まさに大きな値上がりを達成した高配当株の好例ですが、そのチャートを見てみると、結果的に上昇していますが、途中大きなアップダウンを繰り返していることが分かります。
2012年から2015年にかけてはアベノミクスによる円安効果があり、2015年から2016年にかけては中国経済の減速などが影響して株価は60%以上下落しました。
2020年の新型コロナで株価が3分の1以下に暴落した後は金融緩和や円安の影響で株価が回復し、2023年の8月には底値から3.8倍の高値をつけました。
このように、景気変動に弱く成長に持続性のない銘柄を高値で購入すると、優良企業といえども、大きな含み損を抱える可能性があります。大きな含み損は資産を増やすスピードを妨げますし、安く買えた方が配当利回りも当然良くなります。
②商品の優位性がない・消滅する
商品の優位性がない場合も、注意が必要です。たとえば、30年以上連続で増配している花王(4452)を考えてみましょう。花王は日本を代表する日用品メーカーで、景気変動には強い企業です。
しかし、競合他社と比べて商品の差別化ができずに売上が伸び悩み、原材料・広告費の増加による利益の減少で、2020年から2022年にかけて株価はほぼ半分にまで下落しました。
株価が大きく下落すると、高い配当利回りでも損失が膨らむことになります。トイレタリー業界は花王でなくても、ライオン、ユニ・チャーム、海外だとP&Gにユニリーバなど、強力なライバルが存在します。
それらの会社の製品と比べて一歩抜きん出るのは容易ではありませんし、商品の優位性がないと業績も株価も伸び悩みます。

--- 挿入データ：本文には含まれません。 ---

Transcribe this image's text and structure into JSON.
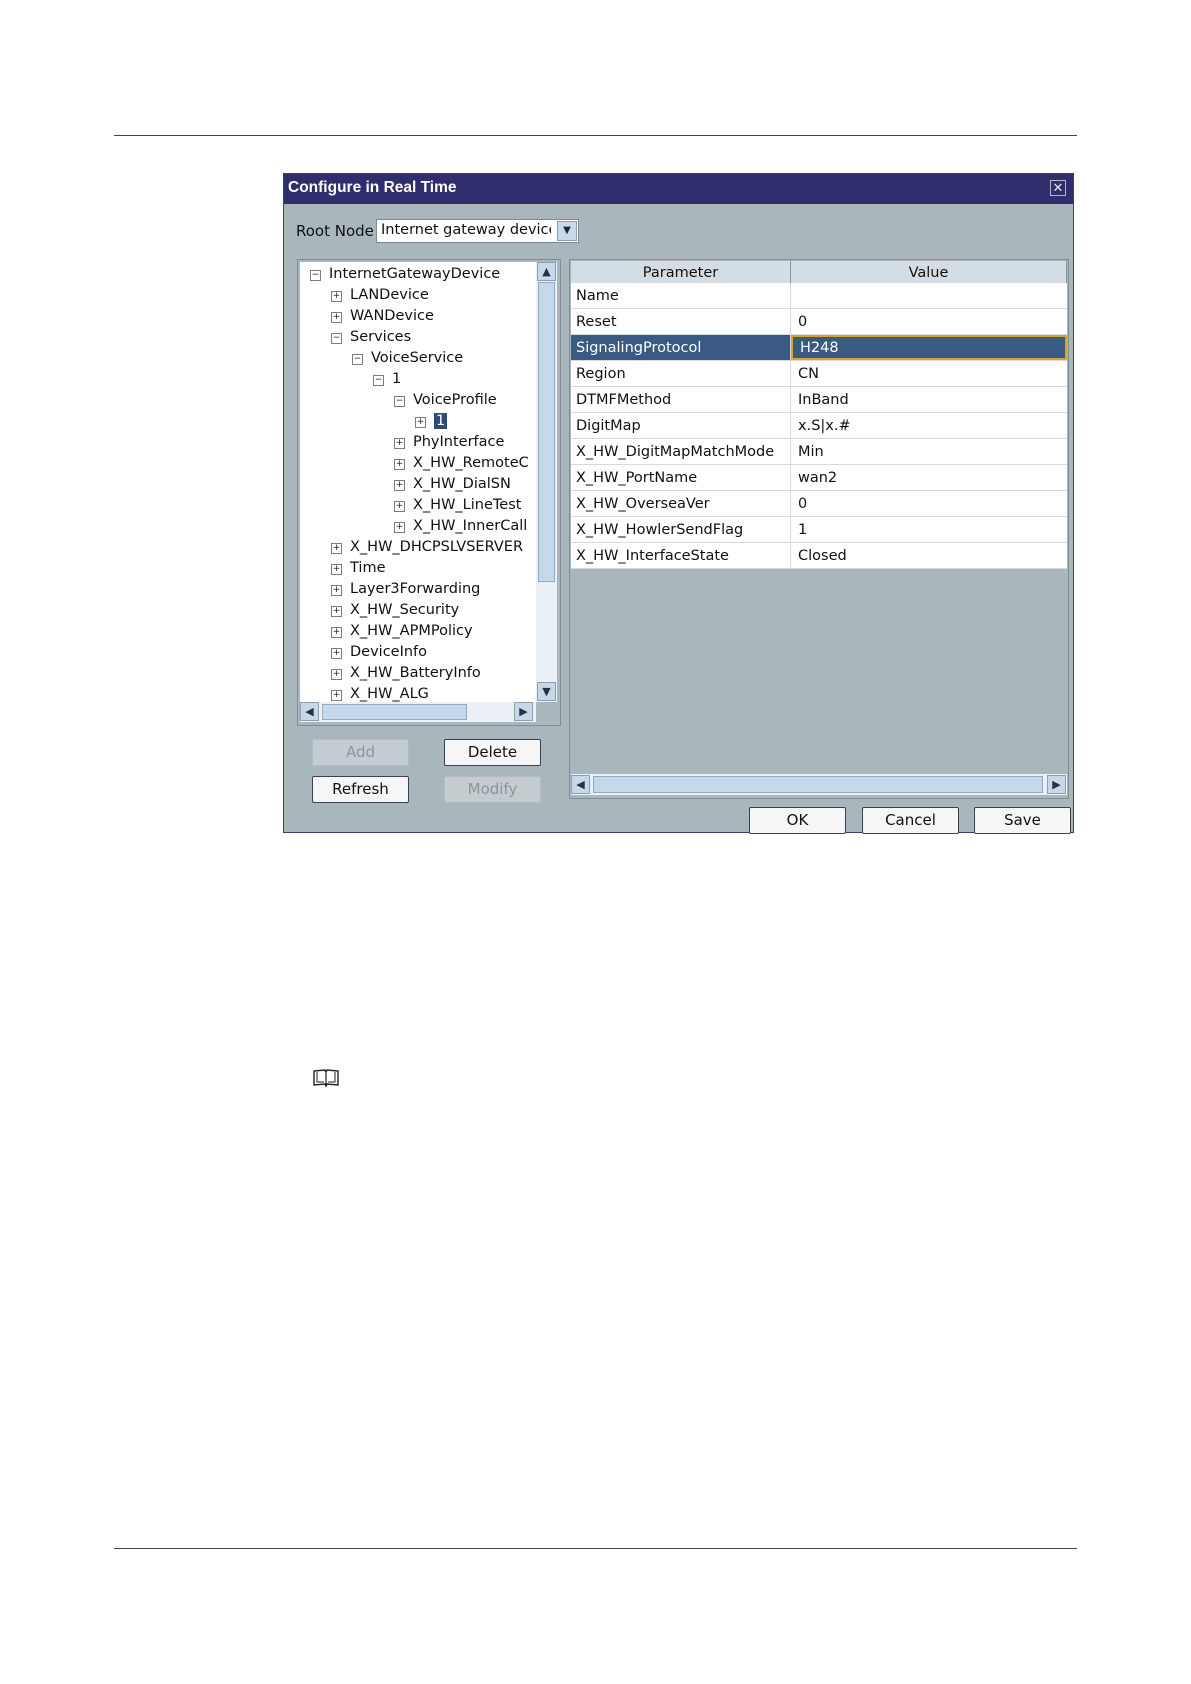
{
  "dialog": {
    "title": "Configure in Real Time",
    "close_symbol": "✕",
    "root_node": {
      "label": "Root Node",
      "value": "Internet gateway device"
    }
  },
  "tree": {
    "items": [
      {
        "label": "InternetGatewayDevice",
        "toggle": "−"
      },
      {
        "label": "LANDevice",
        "toggle": "+"
      },
      {
        "label": "WANDevice",
        "toggle": "+"
      },
      {
        "label": "Services",
        "toggle": "−"
      },
      {
        "label": "VoiceService",
        "toggle": "−"
      },
      {
        "label": "1",
        "toggle": "−"
      },
      {
        "label": "VoiceProfile",
        "toggle": "−"
      },
      {
        "label": "1",
        "toggle": "+",
        "selected": true
      },
      {
        "label": "PhyInterface",
        "toggle": "+"
      },
      {
        "label": "X_HW_RemoteC",
        "toggle": "+"
      },
      {
        "label": "X_HW_DialSN",
        "toggle": "+"
      },
      {
        "label": "X_HW_LineTest",
        "toggle": "+"
      },
      {
        "label": "X_HW_InnerCall",
        "toggle": "+"
      },
      {
        "label": "X_HW_DHCPSLVSERVER",
        "toggle": "+"
      },
      {
        "label": "Time",
        "toggle": "+"
      },
      {
        "label": "Layer3Forwarding",
        "toggle": "+"
      },
      {
        "label": "X_HW_Security",
        "toggle": "+"
      },
      {
        "label": "X_HW_APMPolicy",
        "toggle": "+"
      },
      {
        "label": "DeviceInfo",
        "toggle": "+"
      },
      {
        "label": "X_HW_BatteryInfo",
        "toggle": "+"
      },
      {
        "label": "X_HW_ALG",
        "toggle": "+"
      }
    ]
  },
  "buttons": {
    "add": "Add",
    "delete": "Delete",
    "refresh": "Refresh",
    "modify": "Modify",
    "ok": "OK",
    "cancel": "Cancel",
    "save": "Save"
  },
  "table": {
    "headers": [
      "Parameter",
      "Value"
    ],
    "rows": [
      {
        "parameter": "Name",
        "value": ""
      },
      {
        "parameter": "Reset",
        "value": "0"
      },
      {
        "parameter": "SignalingProtocol",
        "value": "H248",
        "selected": true
      },
      {
        "parameter": "Region",
        "value": "CN"
      },
      {
        "parameter": "DTMFMethod",
        "value": "InBand"
      },
      {
        "parameter": "DigitMap",
        "value": "x.S|x.#"
      },
      {
        "parameter": "X_HW_DigitMapMatchMode",
        "value": "Min"
      },
      {
        "parameter": "X_HW_PortName",
        "value": "wan2"
      },
      {
        "parameter": "X_HW_OverseaVer",
        "value": "0"
      },
      {
        "parameter": "X_HW_HowlerSendFlag",
        "value": "1"
      },
      {
        "parameter": "X_HW_InterfaceState",
        "value": "Closed"
      }
    ]
  },
  "scroll_glyphs": {
    "up": "▲",
    "down": "▼",
    "left": "◀",
    "right": "▶",
    "grip": "≡"
  },
  "icons": {
    "note": "book-icon",
    "close": "close-icon",
    "dropdown": "chevron-down-icon"
  },
  "colors": {
    "title_bar": "#2e2d6e",
    "dialog_bg": "#a9b7bd",
    "selected_row": "#3a5a83",
    "focus_border": "#d9a326"
  }
}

米国株のファイザー(PFE)も2009年の底値から12年間で株価は5.5倍に上昇し、近年は配当利回りも4~6%をつけるといった高配当ディフェンシブ株です。特に、新型コロナのワクチンを早くから開発し、2022年には2019年比で1.9倍以上の売上成長を記録しました。

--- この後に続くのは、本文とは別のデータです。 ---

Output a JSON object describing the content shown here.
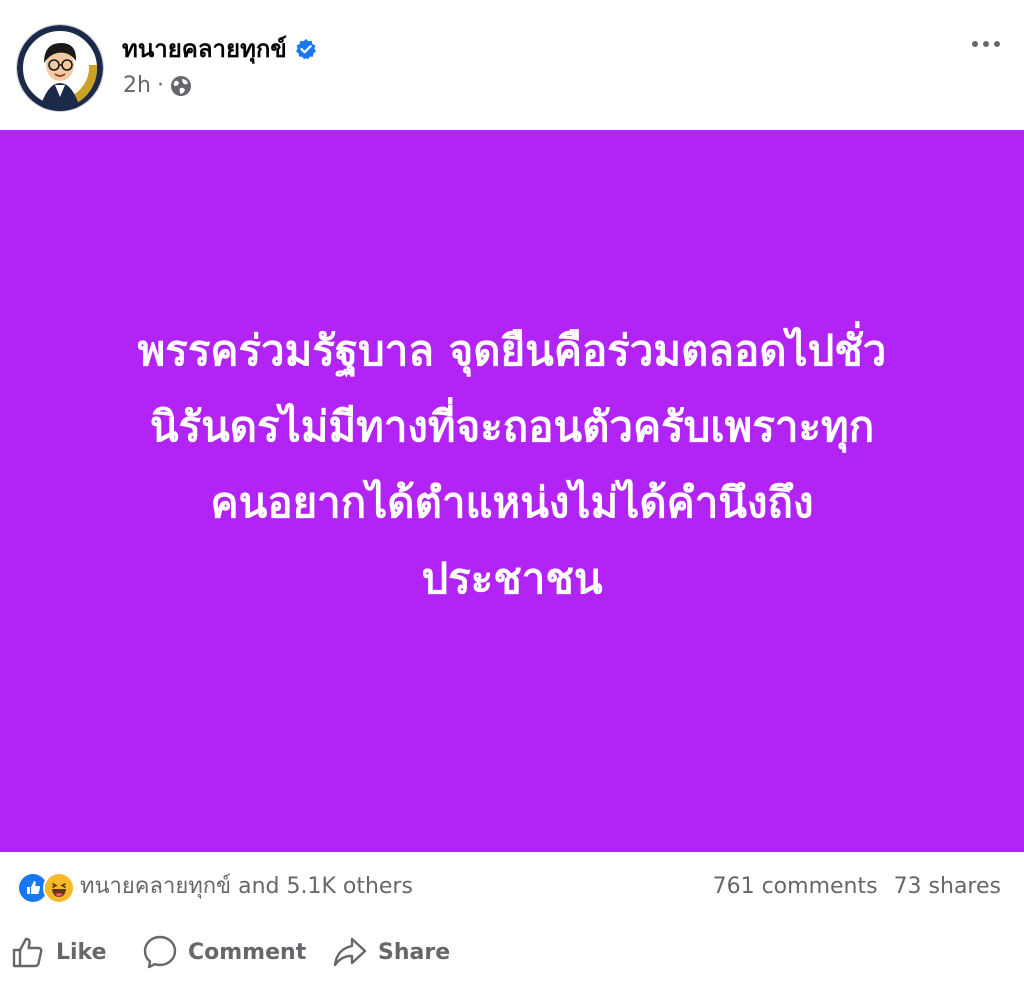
{
  "post": {
    "author_name": "ทนายคลายทุกข์",
    "timestamp": "2h",
    "separator": "·",
    "audience_icon": "globe-icon",
    "verified_icon": "verified-badge-icon",
    "more_icon": "more-horizontal-icon",
    "avatar_caption": "ทนายคลายทุกข์",
    "background_color": "#b224f5",
    "text_color": "#ffffff",
    "text_lines": [
      "พรรคร่วมรัฐบาล จุดยืนคือร่วมตลอดไปชั่ว",
      "นิรันดรไม่มีทางที่จะถอนตัวครับเพราะทุก",
      "คนอยากได้ตำแหน่งไม่ได้คำนึงถึง",
      "ประชาชน"
    ]
  },
  "reactions": {
    "icons": [
      "like-reaction-icon",
      "haha-reaction-icon"
    ],
    "summary": "ทนายคลายทุกข์ and 5.1K others",
    "comments": "761 comments",
    "shares": "73 shares"
  },
  "actions": {
    "like_label": "Like",
    "comment_label": "Comment",
    "share_label": "Share"
  },
  "colors": {
    "accent_blue": "#1877f2",
    "secondary_text": "#65676b",
    "haha_yellow": "#f7b928"
  }
}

しかし、コロナワクチンに伴う成長は永続的ではありません。ワクチンが広く普及し、集団免疫が達成されると、ワクチンの需要は減少します。
その結果、ファイザーの株価は2021年の高値から下落を続け、わずか2年間で株価は61.71ドルから25.76ドルまで58%も暴落しました。
このように、一時的に強い商品があっても、競争力が低下したり市場状況が変化したりすると、株価は逆転下落するのです。
以上のように企業が好調であったとしても、その持続性には常に懐疑的になって情報収集する必要があります。いつの時代も株価が好調な時ほど、悪い材料には目が向かなくなりがちですので、注意しましょう。
児玉一希
株式会社RES 代表取締役
※本記事は『高配当10倍株投資 「高利回り×高成長」で資産を4倍速で増やす!』(KADOKAWA)の一部を抜粋し、THE GOLD ONLINE編集部が本文を一部改変しております。